— А мистер Питт?

— Что ж, Питт был своего рода исключением. Но ведь вы помните, что он был представителем тори, а они владеют большей частью земельной собственности в Англии.

— Ну, а мистер Фокс?

— Фокс представлял вигов, владеющих остальной землей. Рассуждайте, дорогой Голденкалф, как хотите, вы все равно придете к тому же выводу. Кстати, вы сказали, сэр, что на следующих общих выборах выдвинете свою кандидатуру в парламент?

— Я почту за честь быть вашим коллегой.

Моя заключительная фраза скрепила нашу дружбу, ибо для моего благородного знакомого она была залогом, что второе место в парламенте от этого городка останется за ним. Он был слишком благовоспитан, чтобы высказывать свою благодарность в пошлых фразах (хотя, надо заметить, благовоспитанность редко проявляется во всей красе во время выборов), но он был светским человеком и принадлежал к классу, главная забота которого — всячески выказывать тонкость обращения, а поэтому читатель может быть уверен, что в тот вечер, когда мы расстались, я был очень доволен собой, и, само собой разумеется, моим новым знакомым.

На следующий день предвыборная кампания продолжалась, и мы выслушали еще одну убедительную речь на тему о вкладах в общественные дела. Ибо лорд Пледж был достаточно хорошим тактиком, чтобы, узнав уязвимое место крепости, штурмовать ее именно там, а не тратить силы на внешние укрепления. Вечером из Лондона прибыл стряпчий с готовой купчей (ее уже составили для лорда Пледжа), а рано утром арендаторы получили надлежащее уведомление, содержавшее мою горячую рекомендацию «вкладов в общественные дела». В полдень лорд Пледж, как выражаются на скачках, пришел первым. После обеда мы расстались; мой благородный друг вернулся в Лондон, а я отправился дальше.

Анна никогда не казалась мне более цветущей, более безмятежной, более высоко вознесенной над прочими смертными, чем в тот день, когда мы встретились в гостиной ее отца через неделю после моего отъезда из Хаусхолдера.

— Вы опять становитесь похожи на себя, Джек, — сказала она, протягивая мне руку с простой сердечностью англичанки. — И надеюсь, вы теперь будете более разумным.

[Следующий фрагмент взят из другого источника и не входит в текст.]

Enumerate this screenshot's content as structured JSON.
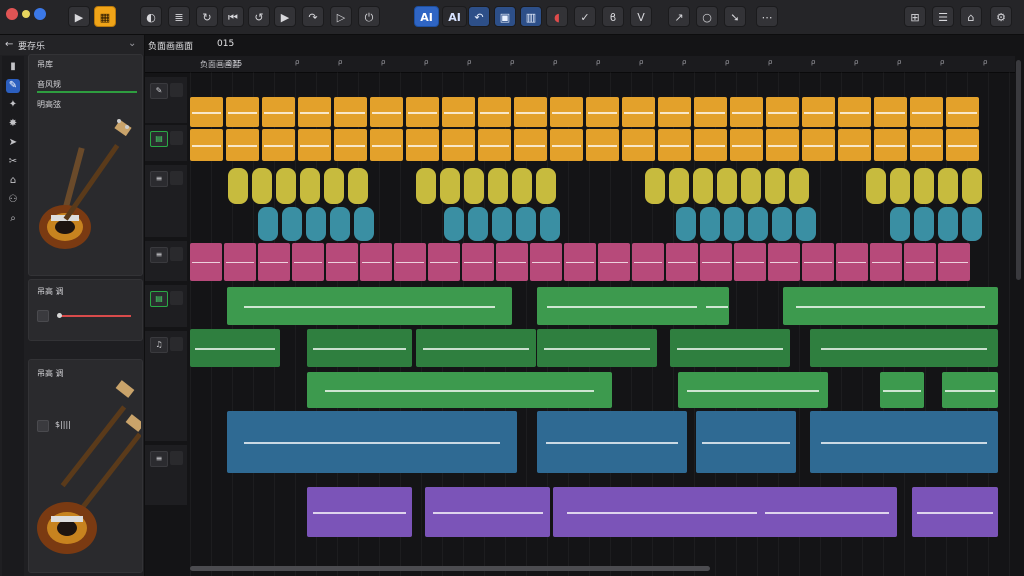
{
  "toolbar": {
    "traffic_colors": [
      "#e05454",
      "#e8d55e",
      "#3b78e7"
    ],
    "buttons": [
      {
        "name": "play-icon",
        "glyph": "▶",
        "state": "normal"
      },
      {
        "name": "library-icon",
        "glyph": "▦",
        "state": "active"
      },
      {
        "name": "smart-controls-icon",
        "glyph": "◐",
        "state": "normal"
      },
      {
        "name": "mixer-icon",
        "glyph": "≣",
        "state": "normal"
      },
      {
        "name": "loop-icon",
        "glyph": "↻",
        "state": "normal"
      },
      {
        "name": "skip-start-icon",
        "glyph": "⏮",
        "state": "normal"
      },
      {
        "name": "cycle-icon",
        "glyph": "↺",
        "state": "normal"
      },
      {
        "name": "play-button-icon",
        "glyph": "▶",
        "state": "normal"
      },
      {
        "name": "redo-icon",
        "glyph": "↷",
        "state": "normal"
      },
      {
        "name": "forward-icon",
        "glyph": "▷",
        "state": "normal"
      },
      {
        "name": "power-icon",
        "glyph": "⏻",
        "state": "normal"
      }
    ],
    "ai_labels": [
      "AI",
      "AI"
    ],
    "right_buttons": [
      {
        "name": "undo-icon",
        "glyph": "↶"
      },
      {
        "name": "edit-icon",
        "glyph": "▣"
      },
      {
        "name": "browser-icon",
        "glyph": "▥"
      },
      {
        "name": "record-icon",
        "glyph": "◖"
      },
      {
        "name": "check-icon",
        "glyph": "✓"
      },
      {
        "name": "bracket-icon",
        "glyph": "ϐ"
      },
      {
        "name": "shield-icon",
        "glyph": "Ⅴ"
      },
      {
        "name": "share-icon",
        "glyph": "↗"
      },
      {
        "name": "record-dot-icon",
        "glyph": "○"
      },
      {
        "name": "arrow-icon",
        "glyph": "➘"
      },
      {
        "name": "more-icon",
        "glyph": "⋯"
      },
      {
        "name": "window-icon",
        "glyph": "⊞"
      },
      {
        "name": "list-icon",
        "glyph": "☰"
      },
      {
        "name": "store-icon",
        "glyph": "⌂"
      },
      {
        "name": "settings-icon",
        "glyph": "⚙"
      }
    ]
  },
  "left_panel": {
    "back_glyph": "←",
    "title": "要存乐",
    "collapse_glyph": "⌄",
    "tool_glyphs": [
      "▮",
      "✎",
      "✦",
      "✸",
      "➤",
      "✂",
      "⌂",
      "⚇",
      "⌕"
    ],
    "card1": {
      "label1": "吊库",
      "label2": "音风规",
      "label3": "明高弦"
    },
    "card2": {
      "label1": "吊高 调"
    },
    "card3": {
      "label1": "吊高 调",
      "label2": "$||||"
    }
  },
  "arrange": {
    "title": "负面画画面",
    "title_suffix": "015",
    "ruler_text": "负面画画面",
    "ruler_number": "015",
    "ruler_marks": [
      "ρ",
      "ρ",
      "ρ",
      "ρ",
      "ρ",
      "ρ",
      "ρ",
      "ρ",
      "ρ",
      "ρ",
      "ρ",
      "ρ",
      "ρ",
      "ρ",
      "ρ",
      "ρ",
      "ρ",
      "ρ",
      "ρ",
      "ρ"
    ],
    "track_header_icons": [
      "wrench-icon",
      "drum-icon",
      "midi-icon",
      "keys-icon",
      "guitar-icon",
      "bass-icon",
      "synth-icon"
    ],
    "colors": {
      "orange": "#e3a12b",
      "orange_dark": "#c98920",
      "yellow": "#c7bb3e",
      "teal": "#3a8fa3",
      "pink": "#b74a7a",
      "green": "#3d9a4e",
      "green_dark": "#2f7f3f",
      "blue": "#2f6a93",
      "purple": "#7b54b8"
    }
  }
}
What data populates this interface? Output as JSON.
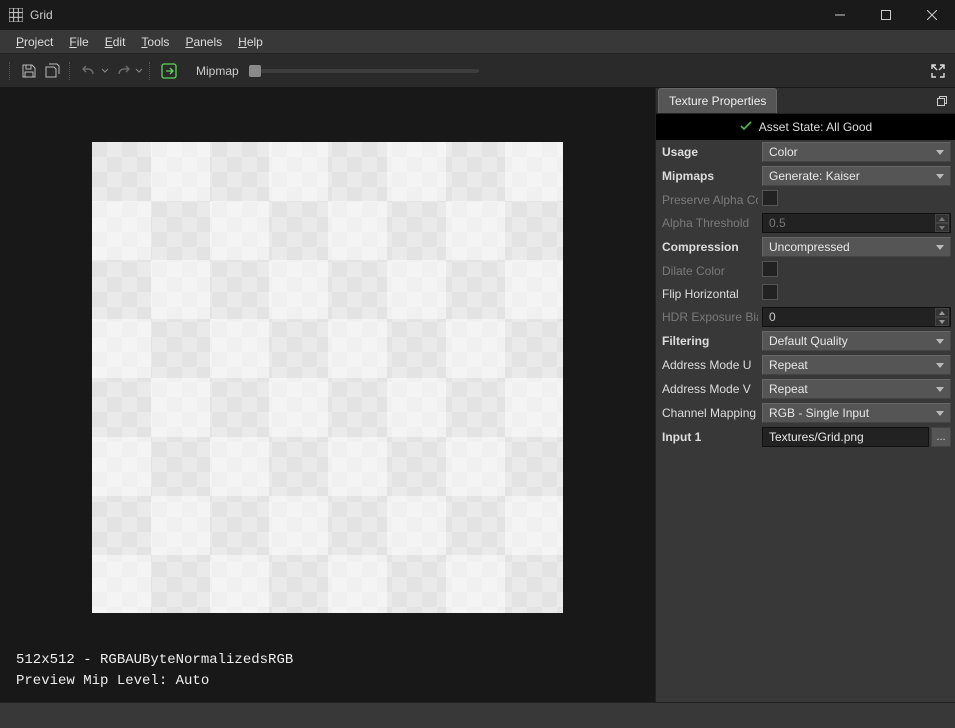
{
  "window": {
    "title": "Grid"
  },
  "menu": [
    "Project",
    "File",
    "Edit",
    "Tools",
    "Panels",
    "Help"
  ],
  "toolbar": {
    "mipmap_label": "Mipmap"
  },
  "viewport": {
    "info_line1": "512x512 - RGBAUByteNormalizedsRGB",
    "info_line2": "Preview Mip Level: Auto"
  },
  "panel": {
    "tab": "Texture Properties",
    "asset_state": "Asset State: All Good"
  },
  "props": {
    "usage": {
      "label": "Usage",
      "value": "Color"
    },
    "mipmaps": {
      "label": "Mipmaps",
      "value": "Generate: Kaiser"
    },
    "preserve_alpha": {
      "label": "Preserve Alpha Coverage"
    },
    "alpha_threshold": {
      "label": "Alpha Threshold",
      "value": "0.5"
    },
    "compression": {
      "label": "Compression",
      "value": "Uncompressed"
    },
    "dilate_color": {
      "label": "Dilate Color"
    },
    "flip_horizontal": {
      "label": "Flip Horizontal"
    },
    "hdr_bias": {
      "label": "HDR Exposure Bias",
      "value": "0"
    },
    "filtering": {
      "label": "Filtering",
      "value": "Default Quality"
    },
    "addr_u": {
      "label": "Address Mode U",
      "value": "Repeat"
    },
    "addr_v": {
      "label": "Address Mode V",
      "value": "Repeat"
    },
    "channel_mapping": {
      "label": "Channel Mapping",
      "value": "RGB - Single Input"
    },
    "input1": {
      "label": "Input 1",
      "value": "Textures/Grid.png",
      "browse": "..."
    }
  }
}
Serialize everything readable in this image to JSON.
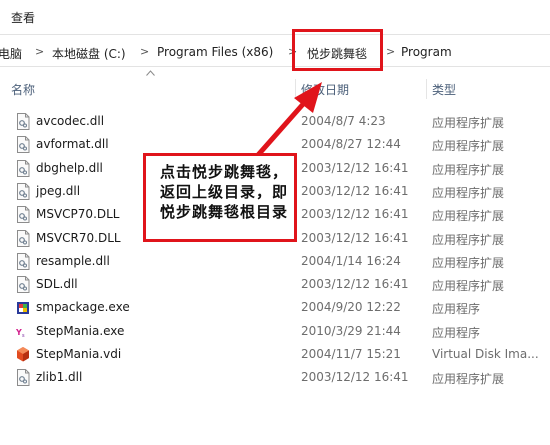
{
  "menu": {
    "view_label": "查看"
  },
  "address": {
    "crumbs": [
      "电脑",
      "本地磁盘 (C:)",
      "Program Files (x86)",
      "悦步跳舞毯",
      "Program"
    ],
    "separator": ">"
  },
  "columns": {
    "name": "名称",
    "date": "修改日期",
    "type": "类型"
  },
  "files": [
    {
      "name": "avcodec.dll",
      "date": "2004/8/7 4:23",
      "type": "应用程序扩展",
      "icon": "dll-file-icon"
    },
    {
      "name": "avformat.dll",
      "date": "2004/8/27 12:44",
      "type": "应用程序扩展",
      "icon": "dll-file-icon"
    },
    {
      "name": "dbghelp.dll",
      "date": "2003/12/12 16:41",
      "type": "应用程序扩展",
      "icon": "dll-file-icon"
    },
    {
      "name": "jpeg.dll",
      "date": "2003/12/12 16:41",
      "type": "应用程序扩展",
      "icon": "dll-file-icon"
    },
    {
      "name": "MSVCP70.DLL",
      "date": "2003/12/12 16:41",
      "type": "应用程序扩展",
      "icon": "dll-file-icon"
    },
    {
      "name": "MSVCR70.DLL",
      "date": "2003/12/12 16:41",
      "type": "应用程序扩展",
      "icon": "dll-file-icon"
    },
    {
      "name": "resample.dll",
      "date": "2004/1/14 16:24",
      "type": "应用程序扩展",
      "icon": "dll-file-icon"
    },
    {
      "name": "SDL.dll",
      "date": "2003/12/12 16:41",
      "type": "应用程序扩展",
      "icon": "dll-file-icon"
    },
    {
      "name": "smpackage.exe",
      "date": "2004/9/20 12:22",
      "type": "应用程序",
      "icon": "smpackage-app-icon"
    },
    {
      "name": "StepMania.exe",
      "date": "2010/3/29 21:44",
      "type": "应用程序",
      "icon": "stepmania-app-icon"
    },
    {
      "name": "StepMania.vdi",
      "date": "2004/11/7 15:21",
      "type": "Virtual Disk Ima...",
      "icon": "virtual-disk-icon"
    },
    {
      "name": "zlib1.dll",
      "date": "2003/12/12 16:41",
      "type": "应用程序扩展",
      "icon": "dll-file-icon"
    }
  ],
  "annotation": {
    "text": "点击悦步跳舞毯，返回上级目录，即悦步跳舞毯根目录"
  },
  "colors": {
    "annotation_red": "#e0141b",
    "header_text": "#4c607a",
    "meta_text": "#6d6d6d"
  }
}
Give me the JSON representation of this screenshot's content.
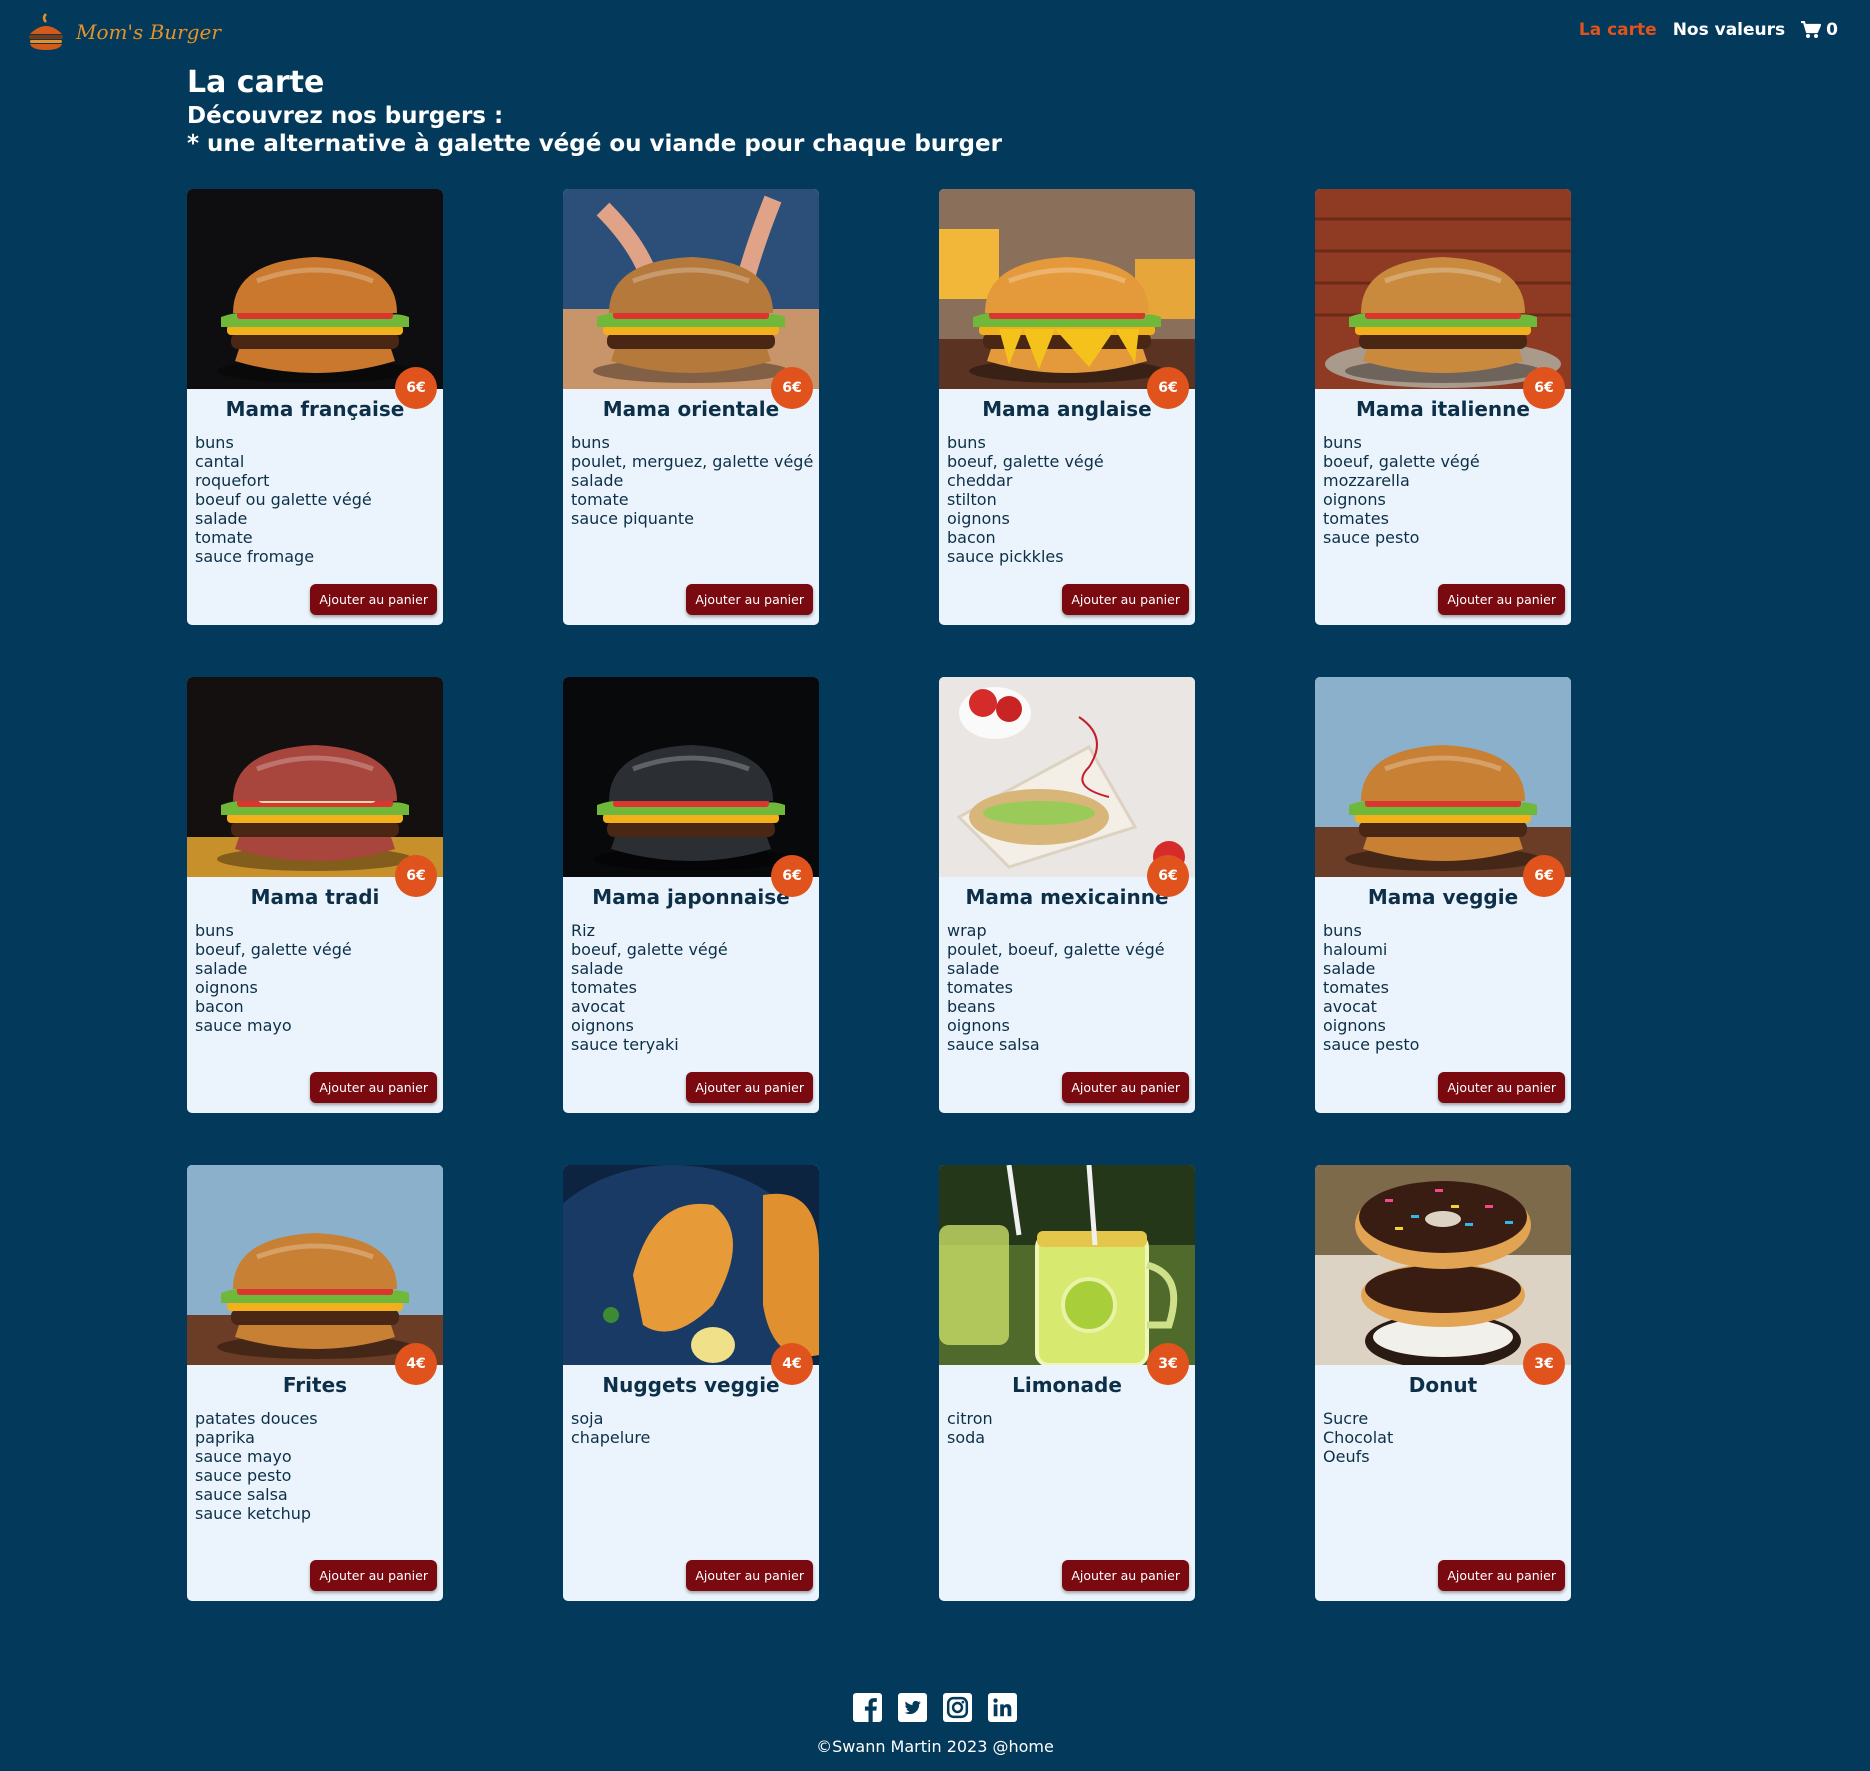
{
  "header": {
    "logo_text": "Mom's Burger",
    "nav": [
      {
        "label": "La carte",
        "active": true
      },
      {
        "label": "Nos valeurs",
        "active": false
      }
    ],
    "cart_count": "0",
    "active_color": "#e0531c"
  },
  "intro": {
    "title": "La carte",
    "subtitle_line1": "Découvrez nos burgers :",
    "subtitle_line2": "* une alternative à galette végé ou viande pour chaque burger"
  },
  "add_label": "Ajouter au panier",
  "products": [
    {
      "name": "Mama française",
      "price": "6€",
      "image": "burger-dark-bg",
      "ingredients": [
        "buns",
        "cantal",
        "roquefort",
        "boeuf ou galette végé",
        "salade",
        "tomate",
        "sauce fromage"
      ]
    },
    {
      "name": "Mama orientale",
      "price": "6€",
      "image": "burger-held",
      "ingredients": [
        "buns",
        "poulet, merguez, galette végé",
        "salade",
        "tomate",
        "sauce piquante"
      ]
    },
    {
      "name": "Mama anglaise",
      "price": "6€",
      "image": "burger-cheesy",
      "ingredients": [
        "buns",
        "boeuf, galette végé",
        "cheddar",
        "stilton",
        "oignons",
        "bacon",
        "sauce pickkles"
      ]
    },
    {
      "name": "Mama italienne",
      "price": "6€",
      "image": "burger-brick-wall",
      "ingredients": [
        "buns",
        "boeuf, galette végé",
        "mozzarella",
        "oignons",
        "tomates",
        "sauce pesto"
      ]
    },
    {
      "name": "Mama tradi",
      "price": "6€",
      "image": "burger-red-bun",
      "ingredients": [
        "buns",
        "boeuf, galette végé",
        "salade",
        "oignons",
        "bacon",
        "sauce mayo"
      ]
    },
    {
      "name": "Mama japonnaise",
      "price": "6€",
      "image": "burger-black-bun",
      "ingredients": [
        "Riz",
        "boeuf, galette végé",
        "salade",
        "tomates",
        "avocat",
        "oignons",
        "sauce teryaki"
      ]
    },
    {
      "name": "Mama mexicainne",
      "price": "6€",
      "image": "wrap-strawberries",
      "ingredients": [
        "wrap",
        "poulet, boeuf, galette végé",
        "salade",
        "tomates",
        "beans",
        "oignons",
        "sauce salsa"
      ]
    },
    {
      "name": "Mama veggie",
      "price": "6€",
      "image": "burger-veggie",
      "ingredients": [
        "buns",
        "haloumi",
        "salade",
        "tomates",
        "avocat",
        "oignons",
        "sauce pesto"
      ]
    },
    {
      "name": "Frites",
      "price": "4€",
      "image": "burger-veggie",
      "ingredients": [
        "patates douces",
        "paprika",
        "sauce mayo",
        "sauce pesto",
        "sauce salsa",
        "sauce ketchup"
      ]
    },
    {
      "name": "Nuggets veggie",
      "price": "4€",
      "image": "nuggets-pan",
      "ingredients": [
        "soja",
        "chapelure"
      ]
    },
    {
      "name": "Limonade",
      "price": "3€",
      "image": "lemonade-jar",
      "ingredients": [
        "citron",
        "soda"
      ]
    },
    {
      "name": "Donut",
      "price": "3€",
      "image": "donut-stack",
      "ingredients": [
        "Sucre",
        "Chocolat",
        "Oeufs"
      ]
    }
  ],
  "footer": {
    "socials": [
      "facebook-icon",
      "twitter-icon",
      "instagram-icon",
      "linkedin-icon"
    ],
    "copyright": "©Swann Martin 2023 @home"
  },
  "colors": {
    "background": "#03395a",
    "card": "#ebf4fc",
    "price_badge": "#e0531c",
    "button": "#7a0a10",
    "title_text": "#0d3048"
  }
}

— Ах, Анна, если бы я только смел упасть к вашим ногам и высказать вам все, что я чувствую, я был бы счастливейшим человеком во всей Англии!

— А так вы самый несчастный! — со смехом отозвалась она и, покраснев до корней волос, выдернула руку, которую я опрометчиво прижал к груди. — Пойдемте завтракать, мистер Голденкалф; отец уехал верхом навестить преподобного мистера Литерджи.

— Анна, — сказал я, садясь и принимая чашку чая из ее пальчиков, розовых, как заря, — боюсь, что вы мой злейший враг на земле.

— Джон Голденкалф! — воскликнула пораженная девушка, побледнев, а потом вспыхнув румянцем. — Прошу вас, объясните, что означают ваши слова.

— Я люблю вас всем сердцем и, если бы мог, женился бы на вас, а потом, боюсь, стал бы обожать вас, как никогда еще мужчина не обожал женщину.

Анна слабо засмеялась.

— И вы не боитесь впасть в грех идолопоклонства? — сказала она потом тихим голосом.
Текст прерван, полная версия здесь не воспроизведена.